Your take on history has nothing to do with what actually happened, either before or after the Boycott. The country eventually changed a bit culturally, and Park's reputation within liberal circles has undergone hagiographic reformation into a civil rights hero. Deservedly, in my opinion. But the white population of 1952 Montgomery Alabama was not by any stretch of the imagination "close to the tipping point" of racial equality or any form of voluntary desegregation. Most people were angry as hell, and Parks was not treated with any leniency whatsoever. As the controversy continued, the ranks of the countermovement known as the White Citizen's Council more than doubled. Over the course of the next year, violence intensified and there were at least six bombings within the city aimed at the protestors. Riots spurred by Parks' arrest left even other American cities, notably New Orleans, in flames. It wasn't just Parks who wound up in jail, more than 800 community organizers were indicted and submitted themselves for arrest. The Black community of Montgomery, of course, was in a different situation, but even among Black Alabamans, there was much dispute about the best course of action, and it took extraordinary talent and perserverance for ED Nixon, Jo Ann Robinson, Martin Luther King Jr, Ralph Abernathy and many others to keep the Boycott together long enough for the Supreme Court to step in and force the city of Montgomery to cave.

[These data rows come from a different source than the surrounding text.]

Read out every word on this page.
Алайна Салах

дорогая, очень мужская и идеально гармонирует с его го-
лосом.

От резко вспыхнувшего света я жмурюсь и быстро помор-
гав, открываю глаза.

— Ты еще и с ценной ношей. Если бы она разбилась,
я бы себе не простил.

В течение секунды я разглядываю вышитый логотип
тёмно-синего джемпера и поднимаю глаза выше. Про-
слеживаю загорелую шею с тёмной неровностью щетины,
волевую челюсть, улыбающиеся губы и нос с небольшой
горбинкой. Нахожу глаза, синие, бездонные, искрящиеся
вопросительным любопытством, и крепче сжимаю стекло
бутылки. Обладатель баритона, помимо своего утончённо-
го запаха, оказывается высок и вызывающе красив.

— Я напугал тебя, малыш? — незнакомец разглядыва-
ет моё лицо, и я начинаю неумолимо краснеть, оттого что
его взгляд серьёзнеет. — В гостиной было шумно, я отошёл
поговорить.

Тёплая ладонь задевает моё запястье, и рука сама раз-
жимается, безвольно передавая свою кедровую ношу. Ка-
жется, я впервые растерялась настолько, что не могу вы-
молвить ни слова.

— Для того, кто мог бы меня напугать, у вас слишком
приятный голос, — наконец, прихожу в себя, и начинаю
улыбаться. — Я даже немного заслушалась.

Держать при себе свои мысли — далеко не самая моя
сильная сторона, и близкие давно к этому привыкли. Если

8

I think you've invented a storybook history based on what you want to believe - your parents' generation weren't really that racist, Blacks were always going to be "granted" rights eventually no matter what they did, and all it took was a few rousing speeches at the Lincoln Memorial to get the whole country singing Kumbayah and embracing a multiracial future. But that isn't what happened, nor could our present situation of rising racial animus and recriminatory violence possibly have been derived from such a lah-dee-dah past.
I realize you are likely uninterested in cracking your own paradigm, but if anyone else here is interested in learning more about Parks, the Boycott, and Browder v Gale, I highly recommend J. Mills Thornton's 2002 book, Dividing Lines, about a third of which is dedicated to exploring the situation in Montgomery (he also covers Selma and Birminghsm, equally well). Jo Ann Robinson's memoir (she effectively launched the Boycott by widely distributing the news of Parks' arrest) is well worth a read.